Overcoming blindness: an inspirational testimony
Iris is uniquely placed to answer as she herself is blind. But she felt great sadness at hearing her son raise questions that she herself had asked many times. Along with the sadness and tears came a strong belief that she did not want her son living in fear of the darkness he experienced. She raised him to believe in himself and his abilities.
My son is unique, and I know he’ll be a chain breaker for the generations to come.
Through his mother’s belief and input, Neyfer has grown into a strong, fearless, independent young man with an incredible sense of humour.
And if that was the end of our story today I know we’d collectively rejoice at the power of encouragement and this amazing relationship.
However for Neyfer it doesn’t end there.
He is living out his life as a chain breaker for himself and others.
He is determined to speak out for others, teaching people how to have a greater understanding of what it means to live with disability and become more inclusive of others.
At age eight Neyfer was the first blind child to attend the Angel’s Place Compassion project near to his home in Honduras. The project staff were initially nervous about this change. Danelia, the project director, explains, “We acknowledged that we lacked experience in supporting children with disabilities like Neyfer, and we didn’t want to fail him.”
Across the world our Compassion project workers are committed to welcoming children of all ages, backgrounds and abilities. To celebrate diversity and individuality. Compassion wants all children to know that they are known, loved and protected. Danelia and the Angel’s Place staff began learning about Neyfer’s world.
Neyfer is incredibly independent and day by day he is changing the outlook of people in his village and community. He teaches the children how to get around on the streets as a blind person and how the simple placement of food on a plate can be altered to help with eating. The other children at the project help Neyfer by describing what tasks he must complete in his workbook.

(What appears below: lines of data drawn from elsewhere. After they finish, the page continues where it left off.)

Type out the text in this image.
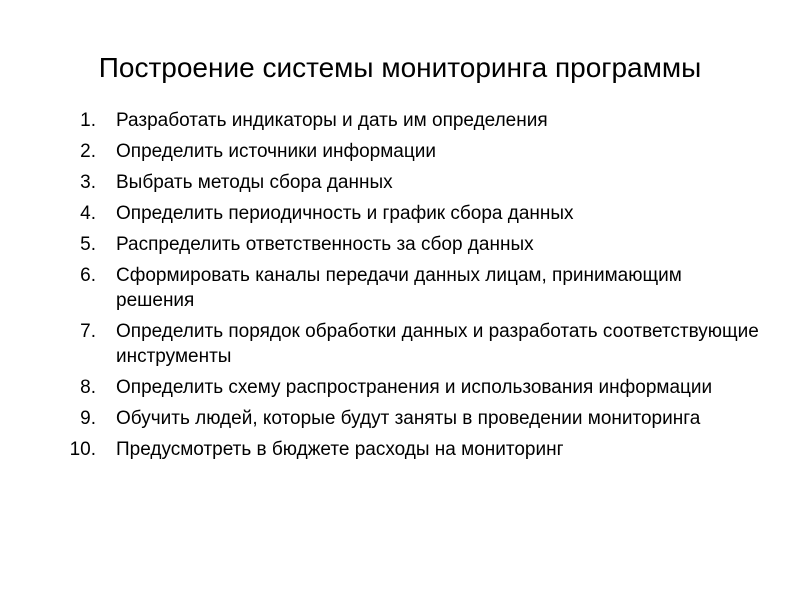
Построение системы мониторинга программы
1.	Разработать индикаторы и дать им определения
2.	Определить источники информации
3.	Выбрать методы сбора данных
4.	Определить периодичность и график сбора данных
5.	Распределить ответственность за сбор данных
6.	Сформировать каналы передачи данных лицам, принимающим решения
7.	Определить порядок обработки данных и разработать соответствующие инструменты
8.	Определить схему распространения и использования информации
9.	Обучить людей, которые будут заняты в проведении мониторинга
10.	Предусмотреть в бюджете расходы на мониторинг
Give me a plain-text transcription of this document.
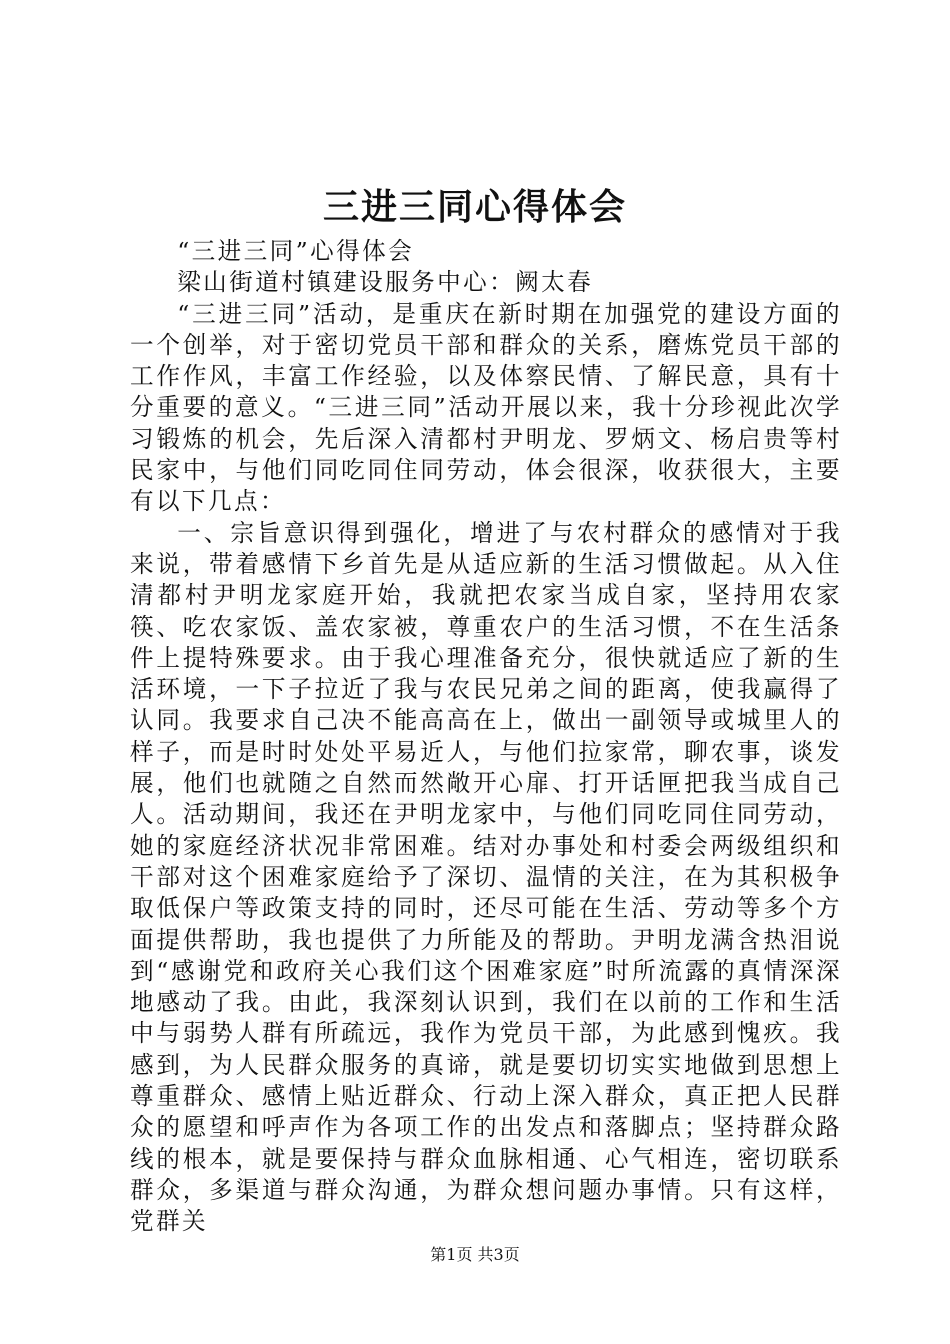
三进三同心得体会

“三进三同”心得体会

梁山街道村镇建设服务中心：阙太春

“三进三同”活动，是重庆在新时期在加强党的建设方面的一个创举，对于密切党员干部和群众的关系，磨炼党员干部的工作作风，丰富工作经验，以及体察民情、了解民意，具有十分重要的意义。“三进三同”活动开展以来，我十分珍视此次学习锻炼的机会，先后深入清都村尹明龙、罗炳文、杨启贵等村民家中，与他们同吃同住同劳动，体会很深，收获很大，主要有以下几点：

一、宗旨意识得到强化，增进了与农村群众的感情对于我来说，带着感情下乡首先是从适应新的生活习惯做起。从入住清都村尹明龙家庭开始，我就把农家当成自家，坚持用农家筷、吃农家饭、盖农家被，尊重农户的生活习惯，不在生活条件上提特殊要求。由于我心理准备充分，很快就适应了新的生活环境，一下子拉近了我与农民兄弟之间的距离，使我赢得了认同。我要求自己决不能高高在上，做出一副领导或城里人的样子，而是时时处处平易近人，与他们拉家常，聊农事，谈发展，他们也就随之自然而然敞开心扉、打开话匣把我当成自己人。活动期间，我还在尹明龙家中，与他们同吃同住同劳动，她的家庭经济状况非常困难。结对办事处和村委会两级组织和干部对这个困难家庭给予了深切、温情的关注，在为其积极争取低保户等政策支持的同时，还尽可能在生活、劳动等多个方面提供帮助，我也提供了力所能及的帮助。尹明龙满含热泪说到“感谢党和政府关心我们这个困难家庭”时所流露的真情深深地感动了我。由此，我深刻认识到，我们在以前的工作和生活中与弱势人群有所疏远，我作为党员干部，为此感到愧疚。我感到，为人民群众服务的真谛，就是要切切实实地做到思想上尊重群众、感情上贴近群众、行动上深入群众，真正把人民群众的愿望和呼声作为各项工作的出发点和落脚点；坚持群众路线的根本，就是要保持与群众血脉相通、心气相连，密切联系群众，多渠道与群众沟通，为群众想问题办事情。只有这样，党群关

第1页 共3页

The children are learning how to include Neyfer and Neyfer is learning to embrace their acceptance.
Bringing change for the visually impaired in Honduras
It doesn’t stop there either. Neyfer doesn’t just want to change his community, he wants to affect change across his whole country. He is passionate about raising awareness around what it means to live with a disability and how many people need better access to support, early diagnosis and testing.
Today at the age of 12 Neyfer has ambitions to be a lawyer and has written, memorised and presented proposals on behalf of others.

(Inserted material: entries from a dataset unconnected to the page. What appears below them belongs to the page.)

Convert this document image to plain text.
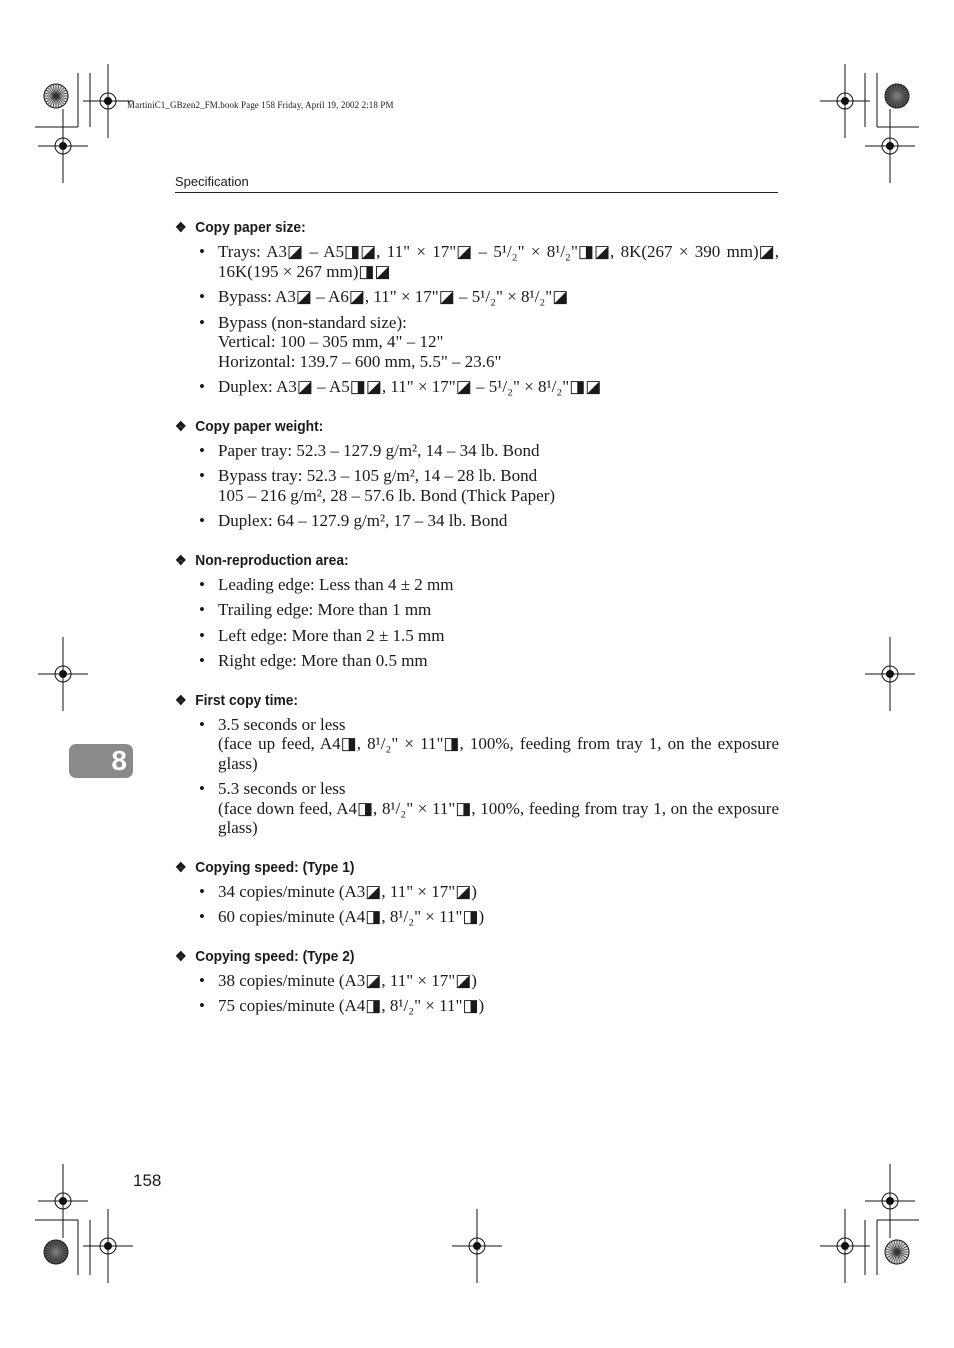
MartiniC1_GBzen2_FM.book Page 158 Friday, April 19, 2002 2:18 PM
Specification
❖ Copy paper size:
• Trays: A3◪ – A5◨◪, 11" × 17"◪ – 5¹/₂" × 8¹/₂"◨◪, 8K(267 × 390 mm)◪, 16K(195 × 267 mm)◨◪
• Bypass: A3◪ – A6◪, 11" × 17"◪ – 5¹/₂" × 8¹/₂"◪
• Bypass (non-standard size):
Vertical: 100 – 305 mm, 4" – 12"
Horizontal: 139.7 – 600 mm, 5.5" – 23.6"
• Duplex: A3◪ – A5◨◪, 11" × 17"◪ – 5¹/₂" × 8¹/₂"◨◪
❖ Copy paper weight:
• Paper tray: 52.3 – 127.9 g/m², 14 – 34 lb. Bond
• Bypass tray: 52.3 – 105 g/m², 14 – 28 lb. Bond
105 – 216 g/m², 28 – 57.6 lb. Bond (Thick Paper)
• Duplex: 64 – 127.9 g/m², 17 – 34 lb. Bond
❖ Non-reproduction area:
• Leading edge: Less than 4 ± 2 mm
• Trailing edge: More than 1 mm
• Left edge: More than 2 ± 1.5 mm
• Right edge: More than 0.5 mm
❖ First copy time:
• 3.5 seconds or less
(face up feed, A4◨, 8¹/₂" × 11"◨, 100%, feeding from tray 1, on the exposure glass)
• 5.3 seconds or less
(face down feed, A4◨, 8¹/₂" × 11"◨, 100%, feeding from tray 1, on the exposure glass)
❖ Copying speed: (Type 1)
• 34 copies/minute (A3◪, 11" × 17"◪)
• 60 copies/minute (A4◨, 8¹/₂" × 11"◨)
❖ Copying speed: (Type 2)
• 38 copies/minute (A3◪, 11" × 17"◪)
• 75 copies/minute (A4◨, 8¹/₂" × 11"◨)
8
158
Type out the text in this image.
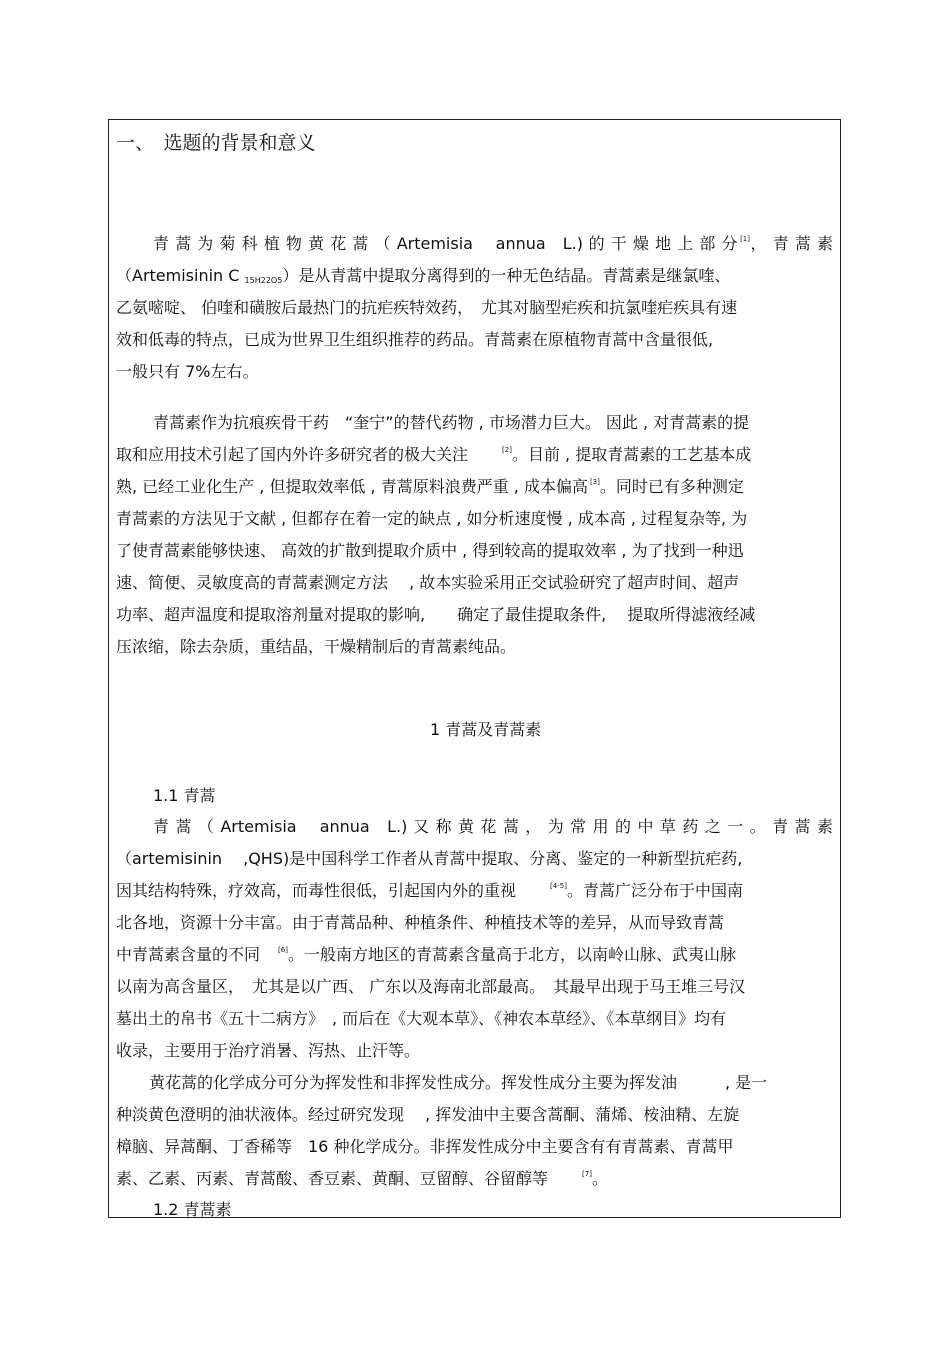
一、　选题的背景和意义
青 蒿 为 菊 科 植 物 黄 花 蒿 （ Artemisia　 annua　L.) 的 干 燥 地 上 部 分 [1]， 青 蒿 素
（Artemisinin C $_{15H22O5}$）是从青蒿中提取分离得到的一种无色结晶。青蒿素是继氯喹、
乙氨嘧啶、 伯喹和磺胺后最热门的抗疟疾特效药，　尤其对脑型疟疾和抗氯喹疟疾具有速
效和低毒的特点，已成为世界卫生组织推荐的药品。青蒿素在原植物青蒿中含量很低,
一般只有 7%左右。
青蒿素作为抗痕疾骨干药　“奎宁”的替代药物 , 市场潜力巨大。 因此 , 对青蒿素的提
取和应用技术引起了国内外许多研究者的极大关注　　	[2]。目前 , 提取青蒿素的工艺基本成
熟, 已经工业化生产 , 但提取效率低 , 青蒿原料浪费严重 , 成本偏高 [3]。同时已有多种测定
青蒿素的方法见于文献 , 但都存在着一定的缺点 , 如分析速度慢 , 成本高 , 过程复杂等, 为
了使青蒿素能够快速、 高效的扩散到提取介质中 , 得到较高的提取效率 , 为了找到一种迅
速、简便、灵敏度高的青蒿素测定方法　 , 故本实验采用正交试验研究了超声时间、超声
功率、超声温度和提取溶剂量对提取的影响,　　确定了最佳提取条件,　 提取所得滤液经减
压浓缩，除去杂质，重结晶，干燥精制后的青蒿素纯品。
1 青蒿及青蒿素
1.1 青蒿
青 蒿 （ Artemisia　 annua　L.) 又 称 黄 花 蒿 ， 为 常 用 的 中 草 药 之 一 。 青 蒿 素
（artemisinin　 ,QHS)是中国科学工作者从青蒿中提取、分离、鉴定的一种新型抗疟药,
因其结构特殊，疗效高，而毒性很低，引起国内外的重视　　	[4-5]。青蒿广泛分布于中国南
北各地，资源十分丰富。由于青蒿品种、种植条件、种植技术等的差异，从而导致青蒿
中青蒿素含量的不同　	[6]。一般南方地区的青蒿素含量高于北方，以南岭山脉、武夷山脉
以南为高含量区，　尤其是以广西、 广东以及海南北部最高。　其最早出现于马王堆三号汉
墓出土的帛书《五十二病方》　, 而后在《大观本草》、《神农本草经》、《本草纲目》均有
收录，主要用于治疗消暑、泻热、止汗等。
黄花蒿的化学成分可分为挥发性和非挥发性成分。挥发性成分主要为挥发油　　　, 是一
种淡黄色澄明的油状液体。经过研究发现　 , 挥发油中主要含蒿酮、蒲烯、桉油精、左旋
樟脑、异蒿酮、丁香稀等　16 种化学成分。非挥发性成分中主要含有有青蒿素、青蒿甲
素、乙素、丙素、青蒿酸、香豆素、黄酮、豆留醇、谷留醇等　　	[7]。
1.2 青蒿素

Last year his determination led him to share lunch with the president of Honduras before presenting his ideas before members of the National Congress. “I wasn’t nervous because I couldn’t picture the audience, and that’s my secret!” shared Neyfer laughing. “Regardless of the audience, I had written a proposal to raise awareness on the newborn screening eye test and how it can save many lives from preventable diseases. As a baby, that test could have saved me from blindness.”
Despite this great honour Neyfer will tell you that this was not the best day of his life. For him, the best day of his life was at Angel’s Place when he found out he had a sponsor who he calls his very own angel.
Neyfer’s sponsor Kathryn celebrates him as an individual and goes out of her way to communicate well with him. She often incorporates textures into her writing so that Neyfer can feel the letters as well as hear them read to him. She describes any pictures she sends in great detail and even arranged for a special gift to be sent so that Neyfer and Iris could listen to Bible stories in Spanish.
“My sponsor, Kathryn, always creates bridges to eliminate that gap in communication between the sighted and the blind,” Neyfer explains. In her letters she adds small decorations to her handwriting that I can feel. It’s similar to the braille system. Every time she sends pictures to me, she describes with such precision the elements involved in them, so I can imagine where she was. I love her very much.”